Gian Mario Villalta è nato a Visinale di Pasiano (PN) nel 1959. Insegna in un liceo ed è direttore artistico del festival pordenonelegge.it. Ha pubblicato i libri di poesia: Altro che storie! (Campanotto, 1988, Vose de Vose/ Voce di voci (Campanotto, 1995 e 2009), Vedere al buio (sassella, 2007), Vanità della mente (Mondadori, 2011, Premio Viareggio). Numerosi gli studi e gli interventi critici su rivista e in volume, tra cui i saggi La costanza del vocativo. Lettura della "trilogia" di Andrea Zanzotto (Guerini e Associati, 1992), Il respiro e lo sguardo. Un racconto della poesia italiana contemporanea (Rizzoli, 2005), e ha curato i volumi: Andrea Zanzotto, Scritti sulla letteratura (Mondatori, 2001) e, con Stefano Dal Bianco, Andrea Zanzotto, Le Poesie e prose scelte (Mondatori, 1999). Del 2009 è il non-fiction Padroni a casa nostra (Mondadori). I suoi libri di narrativa: Un dolore riconoscente (Transeuropa, 2000), Tuo figlio (Mondatori, 2004) e Vita della mia vita (Mondatori, 2006), Alla fine di un’infanzia felice (Mondatori, 2013).

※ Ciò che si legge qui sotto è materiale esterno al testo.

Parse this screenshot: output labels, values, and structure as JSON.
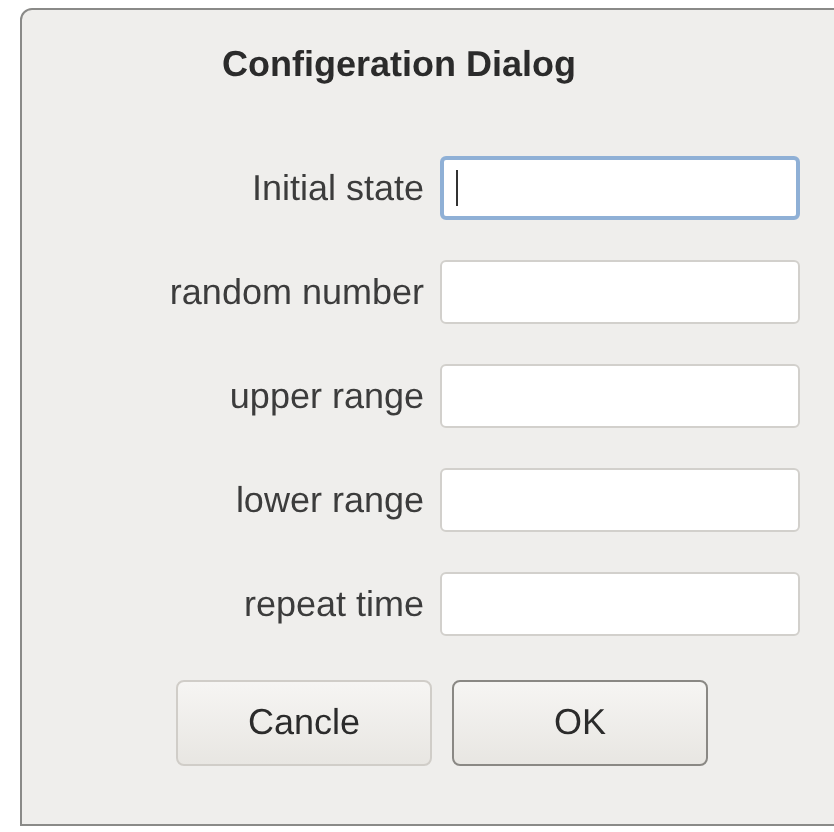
{
  "dialog": {
    "title": "Configeration Dialog"
  },
  "fields": [
    {
      "label": "Initial state",
      "focused": true
    },
    {
      "label": "random number",
      "focused": false
    },
    {
      "label": "upper range",
      "focused": false
    },
    {
      "label": "lower range",
      "focused": false
    },
    {
      "label": "repeat time",
      "focused": false
    }
  ],
  "buttons": [
    {
      "label": "Cancle",
      "default": false
    },
    {
      "label": "OK",
      "default": true
    }
  ]
}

E-mail    gianmariovillalta@tiscali.it

 
 

Da Vanità della mente (2011)

 

 

dalla sezione Nel buio degli alberi

 

 

*

 

Si diceva che una festa era stare così,

con le braccia vicine, tutto il mangiare nei piatti,

il buio degli alberi, l’estate piena dei suoi rumori.

Possiamo farlo ogni volta...”

Dalle parole sapore e parole dai sapori.

Le nuove serate insieme a tavola,

i progetti, le date... ci apparivamo migliori,

gli amici e noi, per prova

nel ricordo del dopo... una prossima volta

in questa prima accadeva, pensata, e pareva ripetersi

come non sarebbe più stata.

 

 

**

 

Posso aggiungere solo che incontro

sullo stradone ogni mattina

i pioppi, e uno per uno

fogliano lenti e insieme fanno il tempo.

Ogni giorno anche loro cambiano,

li indovino nel verde più intenso

(vorrei fermarmi, guardarli uno per uno)

e quando ritorno, ogni giorno, nell’altro senso,

li perdo – e allora penso: passano.

 

 

***

 

Quello che sento diventare è sapore

e distanza che si piega nella mente.

Il tiglio è adesso tiglio veramente,

ogni goccia di pioggia nel suo nitore

è pioggia e goccia infinitamente.

 

****

 

Ruotano intorno al noce le cinque case,

la terra dolce arata, la strada alta.

Anche i nuvoloni e il muro di pietre

ruotano dolcemente intorno al noce.

E chi si ferma a comprare dei fiori bianchi

sotto il tendone all’incrocio nel camper

intorno al noce ruota e non se ne accorge.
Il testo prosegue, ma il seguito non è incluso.